Créée en 2009 à l’initiative de Catherine Sauvin – petite fille de Léon Bel – et Bernard Hanet, La Maison de La Vache qui rit est bâtie sur le site même où est née la marque en 1921, à Lons-le-Saunier, au cœur du Jura. Elle s’offre aujourd’hui une nouvelle jeunesse.
Depuis son ouverture, La Maison de La Vache qui rit est devenue le lieu de référence de la mémoire de la marque. Elle offre ainsi un regard unique sur l’une des aventures industrielles et marketing françaises les plus impressionnantes du 20e  siècle. Au-delà d’un musée, cette maison est aussi l’espace de réinterprétation des valeurs d’une marque.
Elle incarne donc la même générosité, la même capacité d’échanges et de rencontres.
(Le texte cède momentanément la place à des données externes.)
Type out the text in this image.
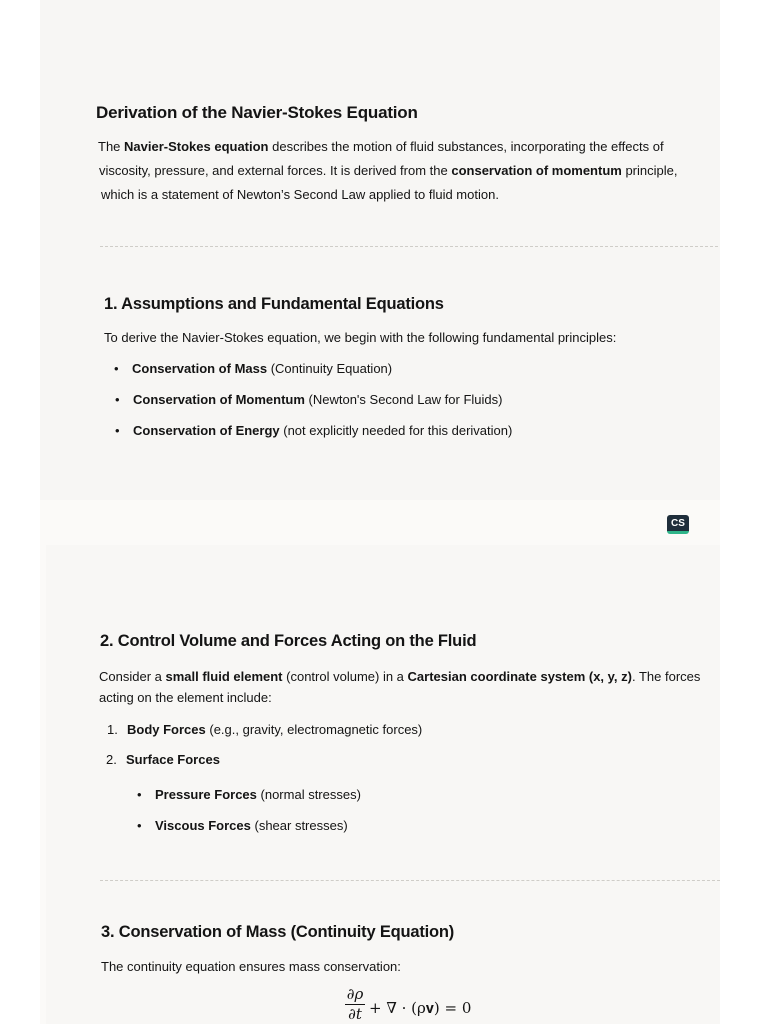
Derivation of the Navier-Stokes Equation

The Navier-Stokes equation describes the motion of fluid substances, incorporating the effects of

viscosity, pressure, and external forces. It is derived from the conservation of momentum principle,

which is a statement of Newton’s Second Law applied to fluid motion.

1. Assumptions and Fundamental Equations

To derive the Navier-Stokes equation, we begin with the following fundamental principles:

• Conservation of Mass (Continuity Equation)
• Conservation of Momentum (Newton's Second Law for Fluids)
• Conservation of Energy (not explicitly needed for this derivation)
CS
2. Control Volume and Forces Acting on the Fluid

Consider a small fluid element (control volume) in a Cartesian coordinate system (x, y, z). The forces

acting on the element include:

1. Body Forces (e.g., gravity, electromagnetic forces)
2. Surface Forces
• Pressure Forces (normal stresses)
• Viscous Forces (shear stresses)
3. Conservation of Mass (Continuity Equation)

The continuity equation ensures mass conservation:

∂ρ
∂t + ∇ · (ρ𝐯) = 0
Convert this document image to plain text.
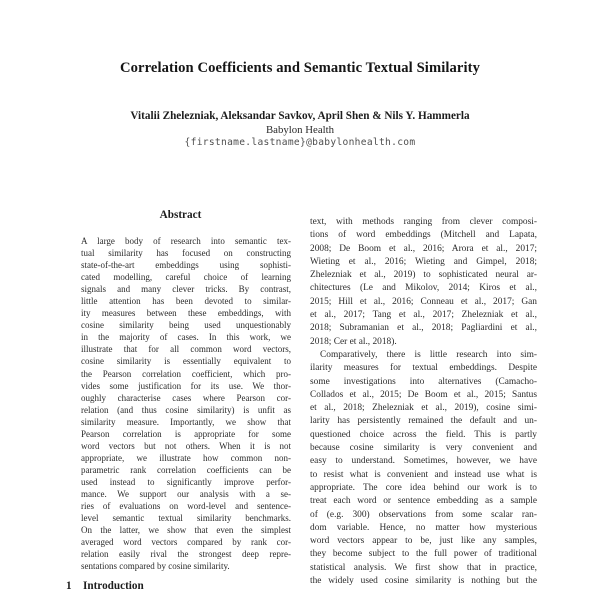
Correlation Coefficients and Semantic Textual Similarity
Vitalii Zhelezniak, Aleksandar Savkov, April Shen & Nils Y. Hammerla
Babylon Health
{firstname.lastname}@babylonhealth.com
Abstract
A large body of research into semantic tex-
tual similarity has focused on constructing
state-of-the-art embeddings using sophisti-
cated modelling, careful choice of learning
signals and many clever tricks. By contrast,
little attention has been devoted to similar-
ity measures between these embeddings, with
cosine similarity being used unquestionably
in the majority of cases. In this work, we
illustrate that for all common word vectors,
cosine similarity is essentially equivalent to
the Pearson correlation coefficient, which pro-
vides some justification for its use. We thor-
oughly characterise cases where Pearson cor-
relation (and thus cosine similarity) is unfit as
similarity measure. Importantly, we show that
Pearson correlation is appropriate for some
word vectors but not others. When it is not
appropriate, we illustrate how common non-
parametric rank correlation coefficients can be
used instead to significantly improve perfor-
mance. We support our analysis with a se-
ries of evaluations on word-level and sentence-
level semantic textual similarity benchmarks.
On the latter, we show that even the simplest
averaged word vectors compared by rank cor-
relation easily rival the strongest deep repre-
sentations compared by cosine similarity.
1 Introduction
text, with methods ranging from clever composi-
tions of word embeddings (Mitchell and Lapata,
2008; De Boom et al., 2016; Arora et al., 2017;
Wieting et al., 2016; Wieting and Gimpel, 2018;
Zhelezniak et al., 2019) to sophisticated neural ar-
chitectures (Le and Mikolov, 2014; Kiros et al.,
2015; Hill et al., 2016; Conneau et al., 2017; Gan
et al., 2017; Tang et al., 2017; Zhelezniak et al.,
2018; Subramanian et al., 2018; Pagliardini et al.,
2018; Cer et al., 2018).
Comparatively, there is little research into sim-
ilarity measures for textual embeddings. Despite
some investigations into alternatives (Camacho-
Collados et al., 2015; De Boom et al., 2015; Santus
et al., 2018; Zhelezniak et al., 2019), cosine simi-
larity has persistently remained the default and un-
questioned choice across the field. This is partly
because cosine similarity is very convenient and
easy to understand. Sometimes, however, we have
to resist what is convenient and instead use what is
appropriate. The core idea behind our work is to
treat each word or sentence embedding as a sample
of (e.g. 300) observations from some scalar ran-
dom variable. Hence, no matter how mysterious
word vectors appear to be, just like any samples,
they become subject to the full power of traditional
statistical analysis. We first show that in practice,
the widely used cosine similarity is nothing but the
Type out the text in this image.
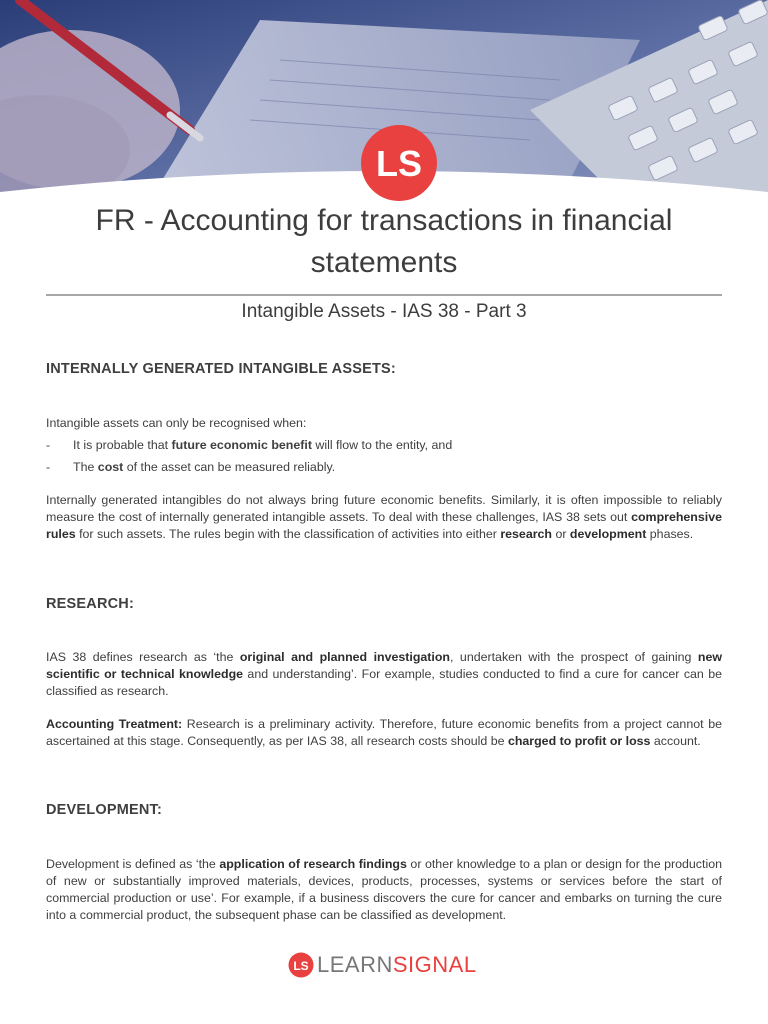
LS
FR - Accounting for transactions in financial statements
Intangible Assets - IAS 38 - Part 3
INTERNALLY GENERATED INTANGIBLE ASSETS:
Intangible assets can only be recognised when:
- It is probable that future economic benefit will flow to the entity, and
- The cost of the asset can be measured reliably.

Internally generated intangibles do not always bring future economic benefits. Similarly, it is often impossible to reliably measure the cost of internally generated intangible assets. To deal with these challenges, IAS 38 sets out comprehensive rules for such assets. The rules begin with the classification of activities into either research or development phases.

RESEARCH:

IAS 38 defines research as ‘the original and planned investigation, undertaken with the prospect of gaining new scientific or technical knowledge and understanding’. For example, studies conducted to find a cure for cancer can be classified as research.

Accounting Treatment: Research is a preliminary activity. Therefore, future economic benefits from a project cannot be ascertained at this stage. Consequently, as per IAS 38, all research costs should be charged to profit or loss account.

DEVELOPMENT:

Development is defined as ‘the application of research findings or other knowledge to a plan or design for the production of new or substantially improved materials, devices, products, processes, systems or services before the start of commercial production or use’. For example, if a business discovers the cure for cancer and embarks on turning the cure into a commercial product, the subsequent phase can be classified as development.

LS LEARNSIGNAL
Du premier atelier d’affinage de Jules Bel à la rencontre des nouveaux marchés, la scénographie remonte le temps à travers l’histoire publicitaire et industrielle de La Vache qui rit et du Groupe Bel.
Elle s’enrichit de l’évolution et des innovations du Groupe, témoignant ainsi du très grand dynamisme de la marque et des équipes qui la font vivre. Mais la mission de La Maison de La Vache qui rit, à travers sa programmation culturelle et artistique, est aussi de dépasser l’évocation de la marque pour associer ses valeurs à des actions contemporaines, et des évènements décalés. À la manière d’un laboratoire d’idées, elle contribue à donner du sens et une profondeur nouvelle à l’évolution du Groupe Bel, en prise avec des questionnements cruciaux pour l’évolution de notre environnement que sont l’intelligence partagée, le développement durable, et le vivre ensemble.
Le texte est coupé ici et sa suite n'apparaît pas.